Forced eviction kills child; 3,000 left homeless
The Nubian Community has experienced historical injustices linked to statelessness and land ownership. They were first settled by the British colonial government near Kisumu airport but later, after the expansion of the airport, they resettled in Kibos in 1938 and have been living there ever since. The ownership of Kibos has been challenged repeatedly, with Kenya Railways claiming ownership of the land and threatening to evict the community. The community successfully filed a petition under a Certificate of Urgency to seek a conservatory order preventing Kenya Railways from evicting them until ownership is ascertained in Environment and Land Court (ELC). The Conservatory Order was served to the Kenya Railways and County Commissioner (who tore it up) on 5 February, at 4:15 pm. At 5pm, the County Commissioner started marking Kibos homes with Xs. At 9pm the Kenya Power and Lightening Company cut off the main power to the whole settlement. By 10.30pm, police officers descended on the community, firing teargas into the homes of over 3,500 and a 83 year-old mosque. Excavators and other heavy equipment were used to bring down homes, the mosque and two nursery schools. As the authorities proceeded to demolish buildings, a child was crushed to her death while her mother cried for time to remove her from the house.
The County Commissioner oversaw the demolition of all buildings. Barely five days later, on 10 February, the Environment and Land Court of Kisumu summoned the Kenya Railways Corporation to show cause why they should not be held in contempt of court for ignoring the conservatory orders and for failing to appear in court. In a hearing held on 11 February, the Court upheld the status quo of the conservatory orders and granted the community rentry orders.

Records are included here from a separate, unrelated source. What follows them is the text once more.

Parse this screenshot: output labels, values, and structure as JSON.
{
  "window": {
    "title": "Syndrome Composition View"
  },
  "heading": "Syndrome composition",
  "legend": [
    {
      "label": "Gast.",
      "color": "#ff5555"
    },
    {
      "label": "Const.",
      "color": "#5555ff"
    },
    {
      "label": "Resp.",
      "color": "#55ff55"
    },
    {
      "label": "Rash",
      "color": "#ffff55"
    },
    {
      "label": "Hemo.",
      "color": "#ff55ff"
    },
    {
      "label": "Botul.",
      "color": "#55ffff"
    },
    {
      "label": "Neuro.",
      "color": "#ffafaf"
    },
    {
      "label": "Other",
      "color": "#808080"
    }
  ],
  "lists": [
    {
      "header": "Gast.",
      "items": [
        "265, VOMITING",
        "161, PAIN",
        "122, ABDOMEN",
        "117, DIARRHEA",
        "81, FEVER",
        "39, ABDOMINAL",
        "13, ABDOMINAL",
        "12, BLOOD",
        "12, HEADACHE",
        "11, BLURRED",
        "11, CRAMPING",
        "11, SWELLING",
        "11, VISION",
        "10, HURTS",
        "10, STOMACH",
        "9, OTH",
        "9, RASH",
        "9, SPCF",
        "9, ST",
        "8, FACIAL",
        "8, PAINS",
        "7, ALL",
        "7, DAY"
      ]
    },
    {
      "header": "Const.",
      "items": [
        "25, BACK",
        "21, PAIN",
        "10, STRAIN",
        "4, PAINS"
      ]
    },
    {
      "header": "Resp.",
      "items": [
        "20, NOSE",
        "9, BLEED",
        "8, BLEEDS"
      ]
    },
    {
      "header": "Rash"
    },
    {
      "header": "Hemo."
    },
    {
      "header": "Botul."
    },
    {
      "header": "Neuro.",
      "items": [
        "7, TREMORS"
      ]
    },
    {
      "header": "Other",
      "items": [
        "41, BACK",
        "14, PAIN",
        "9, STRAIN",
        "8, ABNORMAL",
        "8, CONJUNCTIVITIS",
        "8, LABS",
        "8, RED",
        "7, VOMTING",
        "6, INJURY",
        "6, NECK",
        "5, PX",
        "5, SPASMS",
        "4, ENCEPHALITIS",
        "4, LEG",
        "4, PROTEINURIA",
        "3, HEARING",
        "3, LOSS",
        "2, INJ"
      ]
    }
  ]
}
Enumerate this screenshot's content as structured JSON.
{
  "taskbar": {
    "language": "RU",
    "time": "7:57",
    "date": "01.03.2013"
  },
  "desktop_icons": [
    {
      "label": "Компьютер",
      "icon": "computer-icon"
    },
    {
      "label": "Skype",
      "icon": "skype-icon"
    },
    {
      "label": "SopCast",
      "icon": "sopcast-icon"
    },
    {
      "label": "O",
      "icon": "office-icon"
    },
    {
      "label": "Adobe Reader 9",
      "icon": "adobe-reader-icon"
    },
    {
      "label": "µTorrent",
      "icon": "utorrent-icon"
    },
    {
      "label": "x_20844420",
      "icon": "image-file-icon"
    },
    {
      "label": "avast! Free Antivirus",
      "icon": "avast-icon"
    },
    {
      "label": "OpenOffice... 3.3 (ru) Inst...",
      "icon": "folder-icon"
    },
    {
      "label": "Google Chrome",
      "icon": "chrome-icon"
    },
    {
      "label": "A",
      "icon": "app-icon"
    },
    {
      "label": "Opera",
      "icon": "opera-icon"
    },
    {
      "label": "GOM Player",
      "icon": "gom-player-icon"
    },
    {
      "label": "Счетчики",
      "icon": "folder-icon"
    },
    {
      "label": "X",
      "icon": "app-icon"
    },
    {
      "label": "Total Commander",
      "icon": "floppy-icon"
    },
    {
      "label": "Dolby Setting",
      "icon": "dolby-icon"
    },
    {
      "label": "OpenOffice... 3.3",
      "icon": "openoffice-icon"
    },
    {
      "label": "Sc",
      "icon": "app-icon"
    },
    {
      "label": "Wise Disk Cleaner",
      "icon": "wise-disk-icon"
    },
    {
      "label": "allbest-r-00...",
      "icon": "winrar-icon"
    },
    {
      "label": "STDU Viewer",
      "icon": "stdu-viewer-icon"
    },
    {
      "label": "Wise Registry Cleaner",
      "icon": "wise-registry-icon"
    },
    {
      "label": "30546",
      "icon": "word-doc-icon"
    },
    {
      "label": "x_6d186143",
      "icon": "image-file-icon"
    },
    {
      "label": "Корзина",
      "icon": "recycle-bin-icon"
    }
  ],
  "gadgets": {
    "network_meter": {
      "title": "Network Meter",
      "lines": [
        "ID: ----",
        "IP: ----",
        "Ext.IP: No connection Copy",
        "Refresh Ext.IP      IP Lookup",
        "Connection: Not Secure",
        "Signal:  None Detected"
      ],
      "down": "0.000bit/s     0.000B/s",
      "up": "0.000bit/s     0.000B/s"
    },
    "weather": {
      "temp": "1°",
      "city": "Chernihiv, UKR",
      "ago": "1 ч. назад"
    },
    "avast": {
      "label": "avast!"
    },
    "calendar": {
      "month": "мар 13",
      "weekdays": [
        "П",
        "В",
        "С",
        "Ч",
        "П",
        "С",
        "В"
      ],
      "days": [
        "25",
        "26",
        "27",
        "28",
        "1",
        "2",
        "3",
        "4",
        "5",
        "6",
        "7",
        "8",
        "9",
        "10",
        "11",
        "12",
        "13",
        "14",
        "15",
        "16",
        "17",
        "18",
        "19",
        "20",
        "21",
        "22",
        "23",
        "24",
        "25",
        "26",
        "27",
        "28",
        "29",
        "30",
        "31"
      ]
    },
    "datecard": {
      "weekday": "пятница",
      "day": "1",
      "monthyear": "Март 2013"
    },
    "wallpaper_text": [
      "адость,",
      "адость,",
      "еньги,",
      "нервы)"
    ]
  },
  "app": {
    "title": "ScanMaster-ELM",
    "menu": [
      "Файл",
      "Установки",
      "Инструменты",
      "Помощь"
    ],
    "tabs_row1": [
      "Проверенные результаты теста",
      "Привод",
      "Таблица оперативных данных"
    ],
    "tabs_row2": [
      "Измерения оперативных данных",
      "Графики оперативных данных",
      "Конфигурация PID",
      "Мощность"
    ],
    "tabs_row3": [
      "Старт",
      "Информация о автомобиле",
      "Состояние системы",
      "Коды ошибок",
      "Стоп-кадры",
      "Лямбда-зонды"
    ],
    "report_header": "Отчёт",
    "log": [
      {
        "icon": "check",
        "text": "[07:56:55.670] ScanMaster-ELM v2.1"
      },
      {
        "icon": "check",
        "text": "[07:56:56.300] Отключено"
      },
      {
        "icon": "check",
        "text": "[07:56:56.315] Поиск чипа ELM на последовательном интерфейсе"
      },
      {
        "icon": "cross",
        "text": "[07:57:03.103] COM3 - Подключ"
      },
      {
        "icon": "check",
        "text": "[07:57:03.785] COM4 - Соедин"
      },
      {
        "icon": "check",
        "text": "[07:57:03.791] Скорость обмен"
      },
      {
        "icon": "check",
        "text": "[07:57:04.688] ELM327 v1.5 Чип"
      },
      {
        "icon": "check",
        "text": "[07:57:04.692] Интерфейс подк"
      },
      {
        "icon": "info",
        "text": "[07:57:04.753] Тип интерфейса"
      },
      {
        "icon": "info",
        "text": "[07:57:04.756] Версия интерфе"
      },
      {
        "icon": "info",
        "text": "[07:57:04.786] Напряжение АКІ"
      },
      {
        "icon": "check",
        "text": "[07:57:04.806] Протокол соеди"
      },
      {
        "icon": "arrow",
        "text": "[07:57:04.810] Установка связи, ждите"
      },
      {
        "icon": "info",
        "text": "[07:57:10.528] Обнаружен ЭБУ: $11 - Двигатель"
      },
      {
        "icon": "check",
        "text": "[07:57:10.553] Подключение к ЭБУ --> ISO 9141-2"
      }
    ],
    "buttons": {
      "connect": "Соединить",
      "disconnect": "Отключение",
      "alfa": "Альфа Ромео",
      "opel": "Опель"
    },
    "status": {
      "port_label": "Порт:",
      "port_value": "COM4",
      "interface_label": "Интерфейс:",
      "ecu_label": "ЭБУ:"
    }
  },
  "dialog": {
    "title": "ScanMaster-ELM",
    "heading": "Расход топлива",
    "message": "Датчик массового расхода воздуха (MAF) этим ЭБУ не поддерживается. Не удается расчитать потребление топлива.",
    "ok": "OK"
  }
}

The forced evictions in Kibos were conducted less than a month after the Supreme Court of Kenya, on 11 January, made a definitive judgment on the right to housing. The landmark judgement states, under section 153, that, ”The right to housing in its base form (shelter) need not be predicated upon “title to land”. Indeed, it is the inability of many citizens to acquire private title to land, that condemns them to the indignity of “informal settlements”. Where the Government fails to provide accessible and adequate housing to all the people, the very least it must do, is to protect the rights and dignity of those in the informal settlements. The Courts are there to ensure that such protection is realized, otherwise these citizens, must forever, wander the corners of their country, in the grim reality of “the wretched of the earth”.